Evgenii Evgenevich Lansere

Lansere, Evgenii Evgen’evich

 

Born Aug. 23 (Sept. 4), 1875, in Pavlovsk, in present-day Leningrad Oblast; died Sept. 13, 1946, in Moscow. Soviet graphic artist and painter. People’s Artist of the RSFSR (1945). Son of E. A. Lansere.

Between 1892 and 1895, Lansere studied at the School of Drawing of the Society for Promotion of the Arts in St. Petersburg. He continued his training at the Colarossi and Julian academies in Paris from 1895 to 1898. Lansere was a member of the World of Art group. He taught at the Tbilisi Academy of Arts (1922–34), the Moscow Architectural Institute, and the All-Russian Academy of Arts in Leningrad (1934–38).

Influenced by A. N. Benois and K. A. Somov, Lansere shared with them a nostalgic, stylizing tendency. During the first two decades of the 20th century, he worked as a designer and illustrator of journals and books. In his graphic works he combined a baroque border or an art nouveau design with accurate depictions of historical scenes in which perspective and three-dimensionality are rendered (for example, the design of the journal Mir iskusstva; the headpieces, vignettes, and tailpieces of N. Kutepov’s Royal…Hunting in Russia, which was published in 1902, and of A. N. Benois’s Tsarskoe selo, which was published in 1910).

Lansere strove to convey in a lively and convincing manner the essence of historical periods, particularly in his drawings (Ships of the Time of Peter the First, tempera, 1911, Tret’iakov Gallery; the politically incisive drawings for revolutionary journals, including Zhupel and Adskaia pochta, 1905–08). This striving also dominates his illustrations for L. N. Tolstoy’s novellas Hadji Murad (1912–41) and The Cossacks (1917–37). Lansere’s illustrations are noted for their interest in folk life and for their precision of line; however, some are executed in a softer, painterly manner, with areas of color breaking down contours.
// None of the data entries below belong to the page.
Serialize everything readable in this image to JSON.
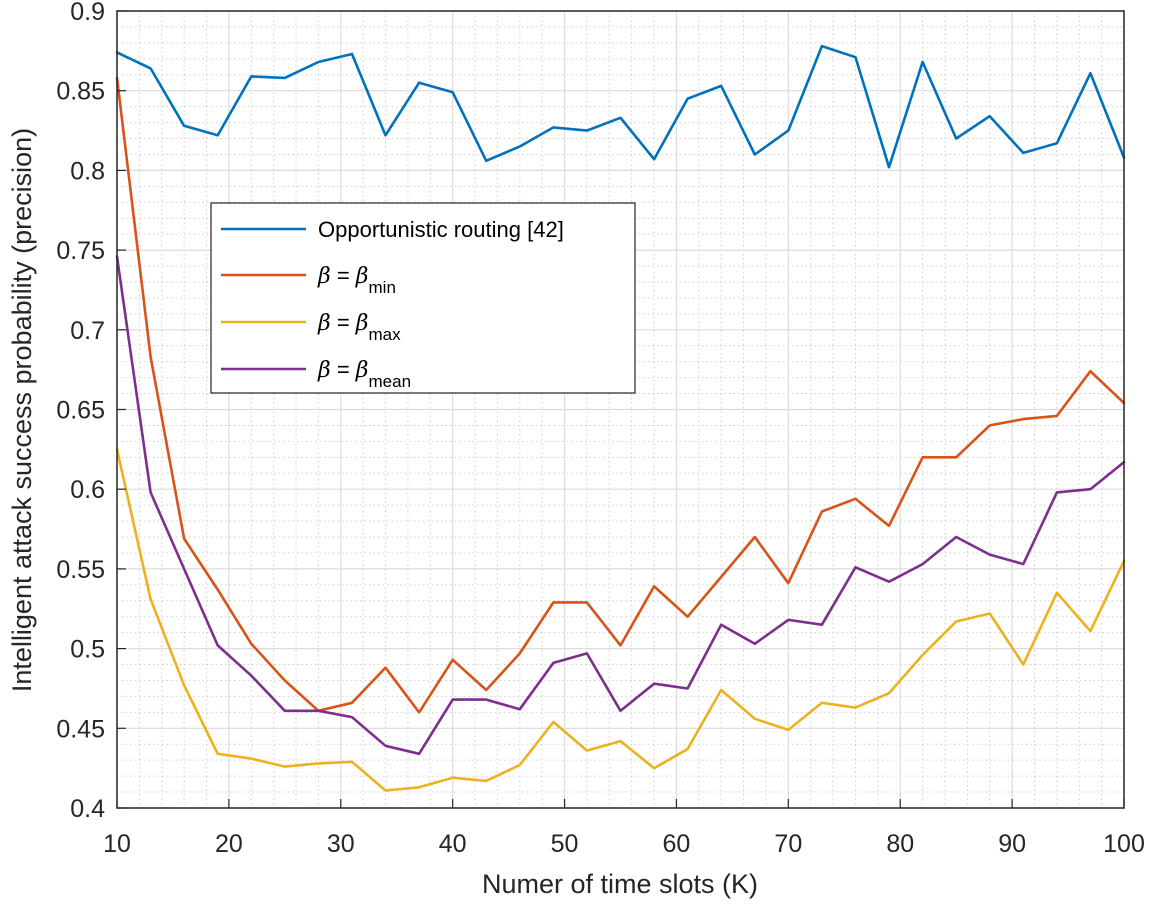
{
  "chart_data": {
    "type": "line",
    "title": "",
    "xlabel": "Numer of time slots (K)",
    "ylabel": "Intelligent attack success probability (precision)",
    "xlim": [
      10,
      100
    ],
    "ylim": [
      0.4,
      0.9
    ],
    "grid": true,
    "minor_grid": true,
    "legend_position": "upper-left-center",
    "x_ticks": [
      "10",
      "20",
      "30",
      "40",
      "50",
      "60",
      "70",
      "80",
      "90",
      "100"
    ],
    "y_ticks": [
      "0.4",
      "0.45",
      "0.5",
      "0.55",
      "0.6",
      "0.65",
      "0.7",
      "0.75",
      "0.8",
      "0.85",
      "0.9"
    ],
    "x": [
      10,
      13,
      16,
      19,
      22,
      25,
      28,
      31,
      34,
      37,
      40,
      43,
      46,
      49,
      52,
      55,
      58,
      61,
      64,
      67,
      70,
      73,
      76,
      79,
      82,
      85,
      88,
      91,
      94,
      97,
      100
    ],
    "series": [
      {
        "name": "Opportunistic routing [42]",
        "color": "#0072BD",
        "values": [
          0.874,
          0.864,
          0.828,
          0.822,
          0.859,
          0.858,
          0.868,
          0.873,
          0.822,
          0.855,
          0.849,
          0.806,
          0.815,
          0.827,
          0.825,
          0.833,
          0.807,
          0.845,
          0.853,
          0.81,
          0.825,
          0.878,
          0.871,
          0.802,
          0.868,
          0.82,
          0.834,
          0.811,
          0.817,
          0.861,
          0.808
        ]
      },
      {
        "name": "β = β_min",
        "legend_symbol": "β",
        "legend_sub": "min",
        "color": "#D95319",
        "values": [
          0.858,
          0.683,
          0.569,
          0.537,
          0.503,
          0.48,
          0.461,
          0.466,
          0.488,
          0.46,
          0.493,
          0.474,
          0.497,
          0.529,
          0.529,
          0.502,
          0.539,
          0.52,
          0.545,
          0.57,
          0.541,
          0.586,
          0.594,
          0.577,
          0.62,
          0.62,
          0.64,
          0.644,
          0.646,
          0.674,
          0.654
        ]
      },
      {
        "name": "β = β_max",
        "legend_symbol": "β",
        "legend_sub": "max",
        "color": "#EDB120",
        "values": [
          0.625,
          0.531,
          0.477,
          0.434,
          0.431,
          0.426,
          0.428,
          0.429,
          0.411,
          0.413,
          0.419,
          0.417,
          0.427,
          0.454,
          0.436,
          0.442,
          0.425,
          0.437,
          0.474,
          0.456,
          0.449,
          0.466,
          0.463,
          0.472,
          0.496,
          0.517,
          0.522,
          0.49,
          0.535,
          0.511,
          0.555
        ]
      },
      {
        "name": "β = β_mean",
        "legend_symbol": "β",
        "legend_sub": "mean",
        "color": "#7E2F8E",
        "values": [
          0.746,
          0.598,
          0.55,
          0.502,
          0.483,
          0.461,
          0.461,
          0.457,
          0.439,
          0.434,
          0.468,
          0.468,
          0.462,
          0.491,
          0.497,
          0.461,
          0.478,
          0.475,
          0.515,
          0.503,
          0.518,
          0.515,
          0.551,
          0.542,
          0.553,
          0.57,
          0.559,
          0.553,
          0.598,
          0.6,
          0.617
        ]
      }
    ]
  }
}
In Soviet times the realistic tendency of Lansere’s work became more pronounced. Although he continued to do book illustrations, he often turned to monumental decorative art. His monumental decorative works, marked by dynamic spatial construction, a magnificent setting, and overall grandeur, are reminiscent of 17th-and 18th-century ceiling paintings (murals at the Kazan Railroad Station, tempera and silicate pigments, 1933–34 and 1945–46; murals at the Hotel Moscow, tempera, 1937—all in Moscow).
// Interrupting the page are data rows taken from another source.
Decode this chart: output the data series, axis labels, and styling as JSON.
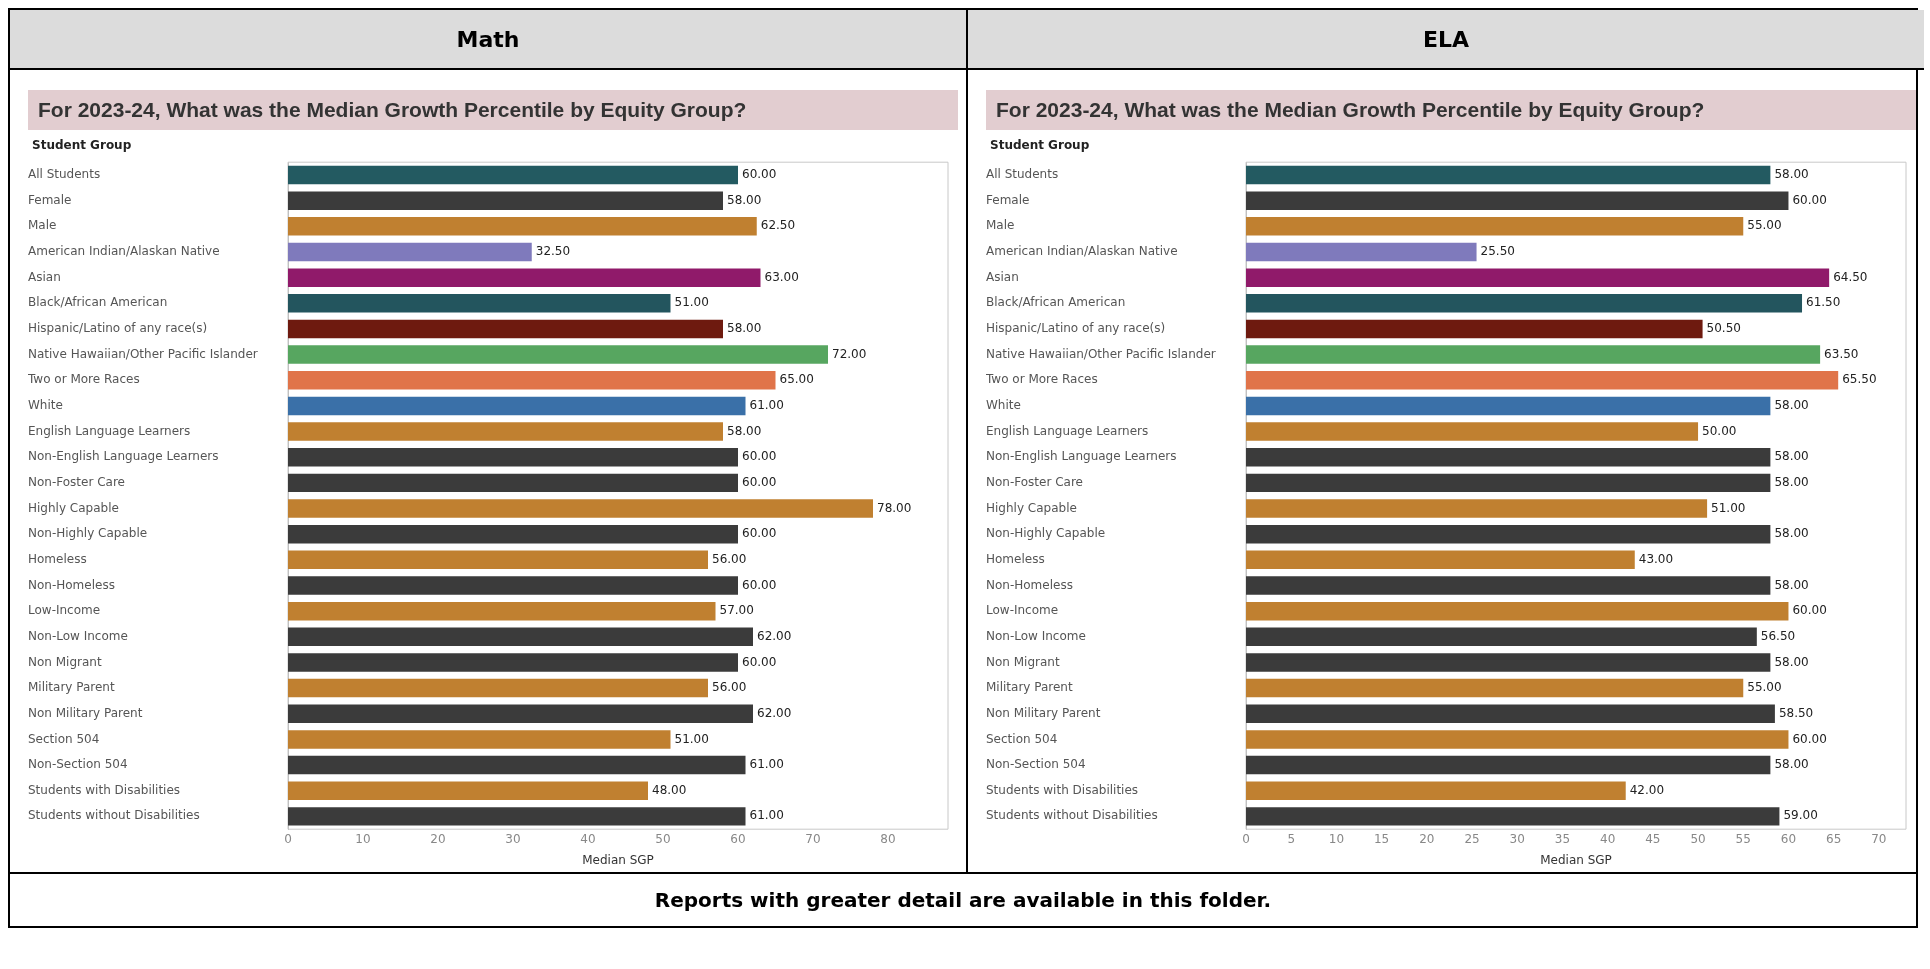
{
  "chart_data": [
    {
      "type": "bar",
      "orientation": "horizontal",
      "title": "Math",
      "subtitle": "For 2023-24, What was the Median Growth Percentile by Equity Group?",
      "ylabel": "Student Group",
      "xlabel": "Median SGP",
      "categories": [
        "All Students",
        "Female",
        "Male",
        "American Indian/Alaskan Native",
        "Asian",
        "Black/African American",
        "Hispanic/Latino of any race(s)",
        "Native Hawaiian/Other Pacific Islander",
        "Two or More Races",
        "White",
        "English Language Learners",
        "Non-English Language Learners",
        "Non-Foster Care",
        "Highly Capable",
        "Non-Highly Capable",
        "Homeless",
        "Non-Homeless",
        "Low-Income",
        "Non-Low Income",
        "Non Migrant",
        "Military Parent",
        "Non Military Parent",
        "Section 504",
        "Non-Section 504",
        "Students with Disabilities",
        "Students without Disabilities"
      ],
      "values": [
        60,
        58,
        62.5,
        32.5,
        63,
        51,
        58,
        72,
        65,
        61,
        58,
        60,
        60,
        78,
        60,
        56,
        60,
        57,
        62,
        60,
        56,
        62,
        51,
        61,
        48,
        61
      ],
      "value_labels": [
        "60.00",
        "58.00",
        "62.50",
        "32.50",
        "63.00",
        "51.00",
        "58.00",
        "72.00",
        "65.00",
        "61.00",
        "58.00",
        "60.00",
        "60.00",
        "78.00",
        "60.00",
        "56.00",
        "60.00",
        "57.00",
        "62.00",
        "60.00",
        "56.00",
        "62.00",
        "51.00",
        "61.00",
        "48.00",
        "61.00"
      ],
      "colors": [
        "#235a61",
        "#3b3b3b",
        "#c08030",
        "#7f7abc",
        "#901a6a",
        "#23555e",
        "#6e1a0f",
        "#57a660",
        "#e0744a",
        "#3a70a8",
        "#c08030",
        "#3b3b3b",
        "#3b3b3b",
        "#c08030",
        "#3b3b3b",
        "#c08030",
        "#3b3b3b",
        "#c08030",
        "#3b3b3b",
        "#3b3b3b",
        "#c08030",
        "#3b3b3b",
        "#c08030",
        "#3b3b3b",
        "#c08030",
        "#3b3b3b"
      ],
      "xlim": [
        0,
        88
      ],
      "xticks": [
        0,
        10,
        20,
        30,
        40,
        50,
        60,
        70,
        80
      ],
      "grid": false
    },
    {
      "type": "bar",
      "orientation": "horizontal",
      "title": "ELA",
      "subtitle": "For 2023-24, What was the Median Growth Percentile by Equity Group?",
      "ylabel": "Student Group",
      "xlabel": "Median SGP",
      "categories": [
        "All Students",
        "Female",
        "Male",
        "American Indian/Alaskan Native",
        "Asian",
        "Black/African American",
        "Hispanic/Latino of any race(s)",
        "Native Hawaiian/Other Pacific Islander",
        "Two or More Races",
        "White",
        "English Language Learners",
        "Non-English Language Learners",
        "Non-Foster Care",
        "Highly Capable",
        "Non-Highly Capable",
        "Homeless",
        "Non-Homeless",
        "Low-Income",
        "Non-Low Income",
        "Non Migrant",
        "Military Parent",
        "Non Military Parent",
        "Section 504",
        "Non-Section 504",
        "Students with Disabilities",
        "Students without Disabilities"
      ],
      "values": [
        58,
        60,
        55,
        25.5,
        64.5,
        61.5,
        50.5,
        63.5,
        65.5,
        58,
        50,
        58,
        58,
        51,
        58,
        43,
        58,
        60,
        56.5,
        58,
        55,
        58.5,
        60,
        58,
        42,
        59
      ],
      "value_labels": [
        "58.00",
        "60.00",
        "55.00",
        "25.50",
        "64.50",
        "61.50",
        "50.50",
        "63.50",
        "65.50",
        "58.00",
        "50.00",
        "58.00",
        "58.00",
        "51.00",
        "58.00",
        "43.00",
        "58.00",
        "60.00",
        "56.50",
        "58.00",
        "55.00",
        "58.50",
        "60.00",
        "58.00",
        "42.00",
        "59.00"
      ],
      "colors": [
        "#235a61",
        "#3b3b3b",
        "#c08030",
        "#7f7abc",
        "#901a6a",
        "#23555e",
        "#6e1a0f",
        "#57a660",
        "#e0744a",
        "#3a70a8",
        "#c08030",
        "#3b3b3b",
        "#3b3b3b",
        "#c08030",
        "#3b3b3b",
        "#c08030",
        "#3b3b3b",
        "#c08030",
        "#3b3b3b",
        "#3b3b3b",
        "#c08030",
        "#3b3b3b",
        "#c08030",
        "#3b3b3b",
        "#c08030",
        "#3b3b3b"
      ],
      "xlim": [
        0,
        73
      ],
      "xticks": [
        0,
        5,
        10,
        15,
        20,
        25,
        30,
        35,
        40,
        45,
        50,
        55,
        60,
        65,
        70
      ],
      "grid": false,
      "annotations": [
        "Reports with greater detail are available in this folder."
      ]
    }
  ]
}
Lansere also painted stage sets (for the stagings of Shakespeare’s Julius Caesar in 1924 and A. S. Griboedov’s Woe From Wit in 1935—both at the Malyi Theater in Moscow), made posters, and worked in industrial design. The recipient of the State Prize of the USSR in 1943, he was also awarded two orders and several medals.

REFERENCES

E. E. Lansere: Katalog vystavki… Moscow, 1961.
Podobedova, O. I. E. E. Lansere: 1875–1946. Moscow, 1961.